Others in Silicon Valley, most notably the venture capitalist Marc Andreessen, have dismissed this concern as Luddism, assuring people that new jobs always replace the ones that vanish.

.. And it is hardly surprising for stalwarts of an industry to claim it won’t harm anyone. What is more notable is what sometimes is called “argument against interest” — people criticizing a thing from which they stand to benefit.

.. The only answer, he believes, is massive economic redistribution via something like a guaranteed minimum income. The idea has been gaining ground.

“Does capitalism need to be reinvented for modern technology? I’m absolutely convinced it does,” he said.

.. To be plain, Mr. Khosla and others of like mind in the valley are not radicals. They are speaking of a new social contract, in which an undisrupted few assume new obligations to the disrupted many, in order to be freed to go back to their disruptive works.

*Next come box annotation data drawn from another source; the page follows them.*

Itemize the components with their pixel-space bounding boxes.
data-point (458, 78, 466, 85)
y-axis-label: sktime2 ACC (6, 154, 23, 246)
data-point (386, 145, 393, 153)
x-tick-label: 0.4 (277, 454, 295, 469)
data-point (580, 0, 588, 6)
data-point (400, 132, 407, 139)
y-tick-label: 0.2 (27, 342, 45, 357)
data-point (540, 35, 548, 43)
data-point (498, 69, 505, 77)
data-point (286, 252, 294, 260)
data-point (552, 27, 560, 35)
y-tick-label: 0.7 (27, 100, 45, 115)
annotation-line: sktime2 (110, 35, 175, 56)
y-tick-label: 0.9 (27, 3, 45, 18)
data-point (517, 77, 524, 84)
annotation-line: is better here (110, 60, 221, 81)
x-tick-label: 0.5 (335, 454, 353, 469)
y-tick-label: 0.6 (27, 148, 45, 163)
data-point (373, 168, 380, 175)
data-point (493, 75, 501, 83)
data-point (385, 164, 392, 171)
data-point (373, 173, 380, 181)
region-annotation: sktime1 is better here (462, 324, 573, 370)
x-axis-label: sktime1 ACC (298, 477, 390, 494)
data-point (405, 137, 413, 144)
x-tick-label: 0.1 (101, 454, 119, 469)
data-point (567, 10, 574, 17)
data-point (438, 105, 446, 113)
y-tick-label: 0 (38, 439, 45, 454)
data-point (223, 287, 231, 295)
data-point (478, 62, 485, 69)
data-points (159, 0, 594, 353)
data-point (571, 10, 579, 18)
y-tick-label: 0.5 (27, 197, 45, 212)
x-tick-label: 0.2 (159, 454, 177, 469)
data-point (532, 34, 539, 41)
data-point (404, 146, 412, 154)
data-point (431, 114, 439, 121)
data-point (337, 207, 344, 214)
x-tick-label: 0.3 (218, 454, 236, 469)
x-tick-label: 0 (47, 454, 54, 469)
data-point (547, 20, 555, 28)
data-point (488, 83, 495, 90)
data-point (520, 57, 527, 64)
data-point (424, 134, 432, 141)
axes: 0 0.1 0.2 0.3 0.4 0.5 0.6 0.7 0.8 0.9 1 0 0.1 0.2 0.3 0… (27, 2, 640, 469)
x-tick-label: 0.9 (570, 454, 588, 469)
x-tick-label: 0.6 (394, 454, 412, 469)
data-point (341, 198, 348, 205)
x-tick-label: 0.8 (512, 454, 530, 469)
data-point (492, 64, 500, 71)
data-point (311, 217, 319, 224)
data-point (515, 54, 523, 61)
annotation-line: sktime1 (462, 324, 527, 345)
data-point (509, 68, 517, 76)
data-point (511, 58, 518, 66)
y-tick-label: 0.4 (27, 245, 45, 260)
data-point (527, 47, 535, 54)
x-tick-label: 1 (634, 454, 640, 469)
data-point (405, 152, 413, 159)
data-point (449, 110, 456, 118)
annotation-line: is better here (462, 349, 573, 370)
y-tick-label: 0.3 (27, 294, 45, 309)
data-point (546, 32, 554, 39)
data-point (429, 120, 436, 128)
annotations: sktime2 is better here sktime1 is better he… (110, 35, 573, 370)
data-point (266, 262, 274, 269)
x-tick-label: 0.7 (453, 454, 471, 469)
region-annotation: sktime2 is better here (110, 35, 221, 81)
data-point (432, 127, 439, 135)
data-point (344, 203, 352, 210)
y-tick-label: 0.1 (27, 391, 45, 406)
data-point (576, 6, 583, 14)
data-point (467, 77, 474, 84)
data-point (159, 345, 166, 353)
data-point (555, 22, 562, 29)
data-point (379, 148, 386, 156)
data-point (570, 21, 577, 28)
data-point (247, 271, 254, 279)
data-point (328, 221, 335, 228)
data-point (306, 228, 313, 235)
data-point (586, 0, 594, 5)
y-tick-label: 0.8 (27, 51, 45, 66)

The Swiss Vote on Guaranteed Income Is About Rich-People’s Problems

When Americans talk about a minimum guaranteed income, they tend to focus on one of two key themes: how to deal with poverty now, and how to deal with unemployment in the future. Libertarians have homed in on an income guarantee as a low-friction, low-bureaucracy way to take care of the poor. More recently, the idea has caught on with liberals, as cash assistance has withered away and states like Kansas have made access to what remains as onerous and unpleasant as possible. That’s the poverty angle. The unemployment angle is that well-paying jobs are disappearing, either to other countries with cheaper labor or to automation, and there just won’t be enough work for everyone.

..  “The most interesting implication of the basic income,” the Swiss actress Bettina Dieterle says in the film-essay, “is that when I die I will no longer be able to say, ‘I could not do what I wanted.’ “

.. This is Marxism Lite. If the unfulfilled promise of Marxism included “from each according to his ability,” Grundeinkommen is more “from each according to how much he or she feels like putting in today.” Like traditional Marxism, it suffers from problems of credibility, and, like other grand welfare schemes, from issues of expense.

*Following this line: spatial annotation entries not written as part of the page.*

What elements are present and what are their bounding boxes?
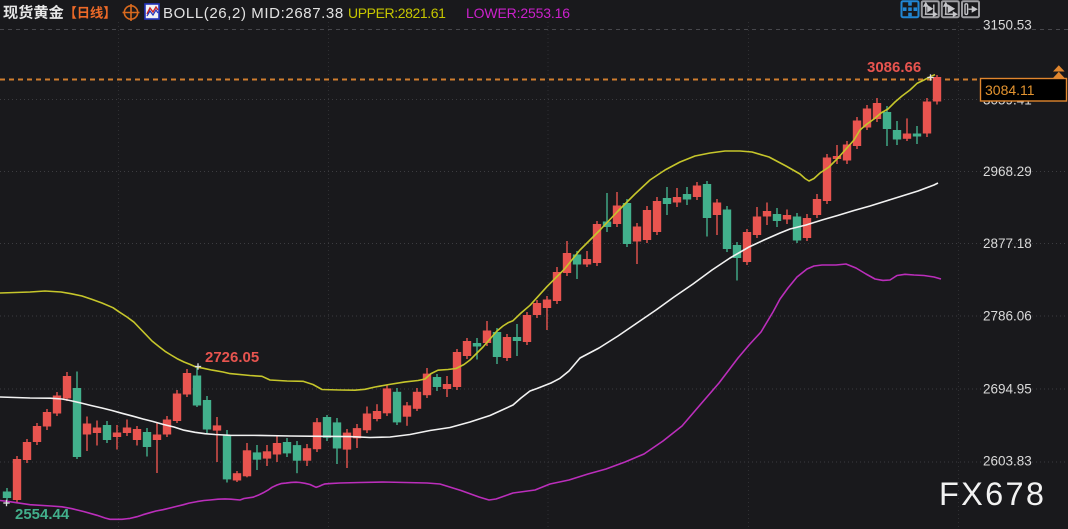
svg-text:2877.18: 2877.18 — [983, 236, 1032, 251]
svg-text:FX678: FX678 — [939, 476, 1046, 512]
svg-text:3150.53: 3150.53 — [983, 18, 1032, 33]
svg-text:2786.06: 2786.06 — [983, 309, 1032, 324]
svg-text:2968.29: 2968.29 — [983, 164, 1032, 179]
svg-text:3084.11: 3084.11 — [985, 82, 1035, 98]
svg-text:2694.95: 2694.95 — [983, 382, 1032, 397]
svg-text:2726.05: 2726.05 — [205, 349, 259, 366]
svg-text:LOWER:2553.16: LOWER:2553.16 — [466, 5, 570, 21]
svg-text:3086.66: 3086.66 — [867, 59, 921, 76]
svg-text:BOLL(26,2) MID:2687.38: BOLL(26,2) MID:2687.38 — [163, 5, 344, 22]
svg-text:2603.83: 2603.83 — [983, 454, 1032, 469]
svg-text:2554.44: 2554.44 — [15, 506, 70, 523]
svg-text:UPPER:2821.61: UPPER:2821.61 — [348, 5, 446, 21]
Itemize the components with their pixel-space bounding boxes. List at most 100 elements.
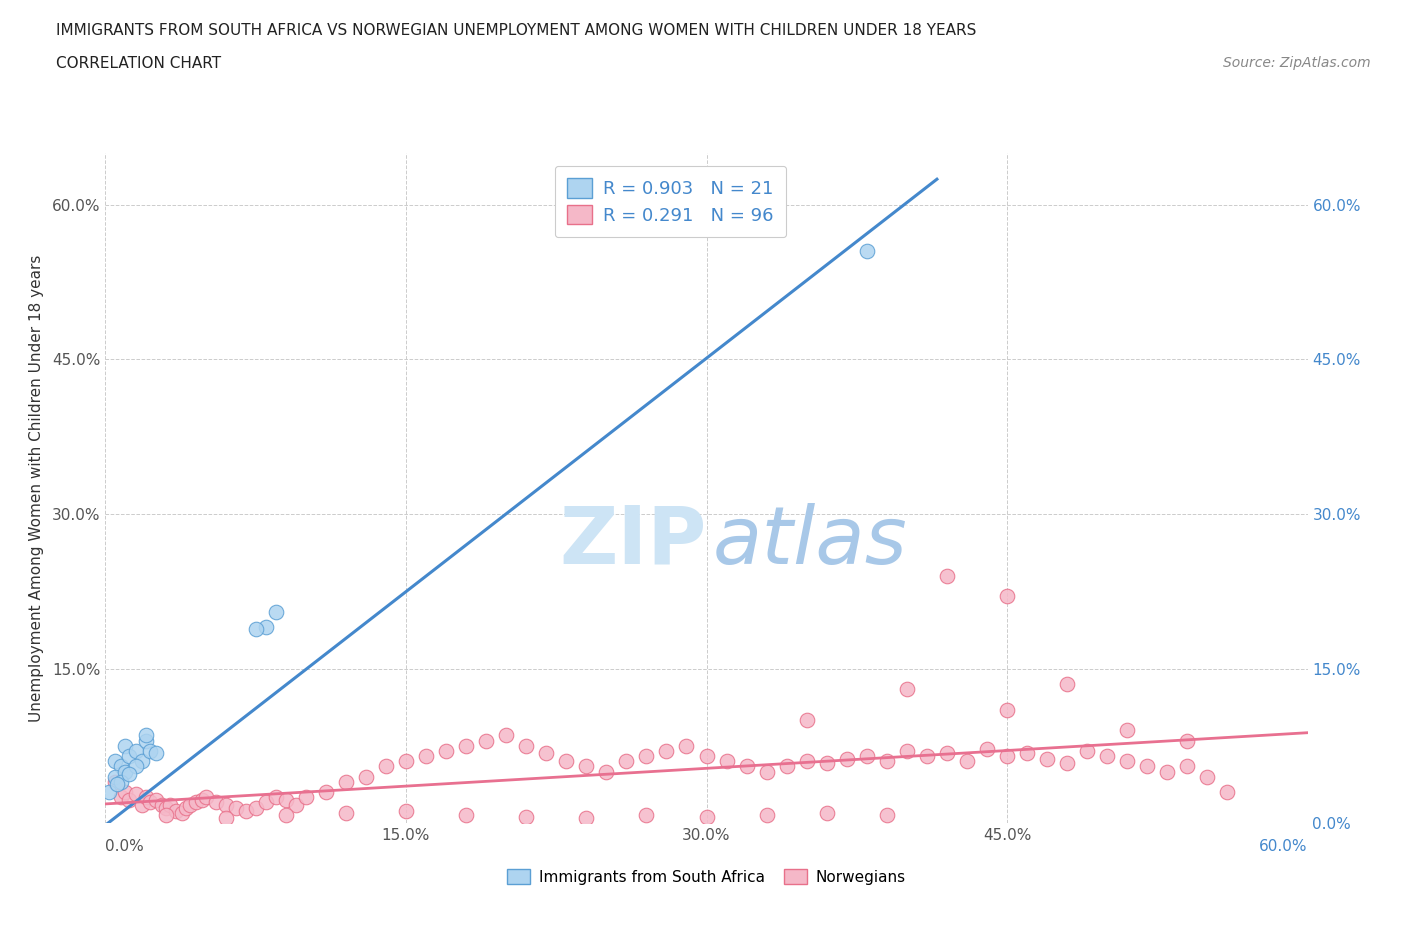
Point <box>135 790 157 804</box>
Point <box>264 604 287 619</box>
Point <box>138 743 160 758</box>
Point <box>354 769 377 784</box>
Point <box>696 749 718 764</box>
Point <box>796 754 818 769</box>
Point <box>696 809 718 824</box>
Point <box>515 738 537 753</box>
Point <box>114 785 136 800</box>
Point <box>735 759 758 774</box>
Point <box>1097 749 1119 764</box>
Point <box>675 738 697 753</box>
Point <box>495 728 517 743</box>
Point <box>335 805 357 820</box>
Point <box>107 777 129 791</box>
Point <box>159 797 181 812</box>
Point <box>170 805 193 820</box>
Point <box>204 795 226 810</box>
Point <box>835 751 858 766</box>
Point <box>131 797 153 812</box>
Legend: R = 0.903   N = 21, R = 0.291   N = 96: R = 0.903 N = 21, R = 0.291 N = 96 <box>554 166 786 237</box>
Point <box>636 749 658 764</box>
Point <box>534 746 557 761</box>
Point <box>936 568 959 583</box>
Point <box>124 759 146 774</box>
Point <box>1116 754 1139 769</box>
Point <box>174 800 197 815</box>
Point <box>395 754 418 769</box>
Point <box>194 790 217 804</box>
Y-axis label: Unemployment Among Women with Children Under 18 years: Unemployment Among Women with Children U… <box>28 255 44 722</box>
Point <box>995 589 1018 604</box>
Point <box>796 712 818 727</box>
Point <box>145 746 167 761</box>
Point <box>131 754 153 769</box>
Point <box>118 766 141 781</box>
Point <box>415 749 437 764</box>
Point <box>815 756 838 771</box>
Point <box>124 743 146 758</box>
Point <box>1177 733 1199 748</box>
Point <box>254 620 277 635</box>
Point <box>1136 759 1159 774</box>
Point <box>135 728 157 743</box>
Point <box>1116 723 1139 737</box>
Point <box>104 775 127 790</box>
Point <box>114 738 136 753</box>
Legend: Immigrants from South Africa, Norwegians: Immigrants from South Africa, Norwegians <box>501 863 912 891</box>
Text: atlas: atlas <box>713 503 907 581</box>
Point <box>515 809 537 824</box>
Point <box>118 749 141 764</box>
Point <box>976 741 998 756</box>
Point <box>1056 676 1078 691</box>
Text: ZIP: ZIP <box>560 503 707 581</box>
Point <box>245 622 267 637</box>
Point <box>1076 743 1098 758</box>
Point <box>295 790 318 804</box>
Point <box>995 702 1018 717</box>
Point <box>1056 756 1078 771</box>
Point <box>595 764 617 779</box>
Point <box>616 754 638 769</box>
Point <box>374 759 398 774</box>
Point <box>284 797 307 812</box>
Point <box>936 746 959 761</box>
Point <box>245 800 267 815</box>
Point <box>636 807 658 822</box>
Point <box>575 810 598 825</box>
Point <box>1216 785 1239 800</box>
Point <box>555 754 578 769</box>
Point <box>855 749 877 764</box>
Point <box>114 764 136 779</box>
Point <box>755 764 778 779</box>
Point <box>1017 746 1039 761</box>
Point <box>454 807 477 822</box>
Point <box>454 738 477 753</box>
Point <box>575 759 598 774</box>
Text: CORRELATION CHART: CORRELATION CHART <box>56 56 221 71</box>
Point <box>755 807 778 822</box>
Point <box>1197 769 1219 784</box>
Point <box>118 793 141 808</box>
Point <box>138 795 160 810</box>
Point <box>815 805 838 820</box>
Point <box>179 797 201 812</box>
Point <box>135 733 157 748</box>
Point <box>150 797 173 812</box>
Point <box>274 807 297 822</box>
Point <box>915 749 938 764</box>
Point <box>274 793 297 808</box>
Point <box>110 775 132 790</box>
Point <box>335 775 357 790</box>
Text: 0.0%: 0.0% <box>105 839 145 854</box>
Point <box>104 769 127 784</box>
Point <box>254 795 277 810</box>
Point <box>110 759 132 774</box>
Point <box>145 793 167 808</box>
Point <box>716 754 738 769</box>
Point <box>1156 764 1178 779</box>
Point <box>214 797 236 812</box>
Point <box>214 810 236 825</box>
Point <box>235 804 257 818</box>
Point <box>165 804 187 818</box>
Point <box>434 743 457 758</box>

.. As far as expense goes, the plan of paying for the basic income with a hundred-per-cent consumption tax can’t go over well in Switzerland, already one of the most expensive countries in the world.

.. When the Swiss talk about basic income, they’re talking about a utopian vision. When Americans like Reich talk about it, it’s a last bulwark against national impoverishment.

Ending Welfare as We Know It

Americans need to watch closely some promising experiments in Europe and Canada.

Instead of tinkering around the edges of the welfare state, trimming a billion dollars here, adding a work requirement there, why not simply abolish the entire thing? Get rid of welfare, food stamps, Medicaid, housing assistance, unemployment insurance, and all the rest.

.. The federal government alone, for instance, currently funds more than 100 separate anti-poverty programs, overseen by nine different cabinet departments and six independent agencies.

.. Because current welfare benefits are phased out as income increases, they in effect create high marginal tax rates that can discourage work or marriage. Studies have shown that a person on welfare who takes a job can lose as much as 95 cents out of every dollar he earns, through taxes and forgone benefits.

.. If everyone in the United States were to receive a benefit sufficient to bring him above the poverty threshold, it would cost roughly $4 trillion, more than our entire current federal budget.

.. Once we’ve established the principle of guaranteeing people money, we will still be constantly haggling over the amount.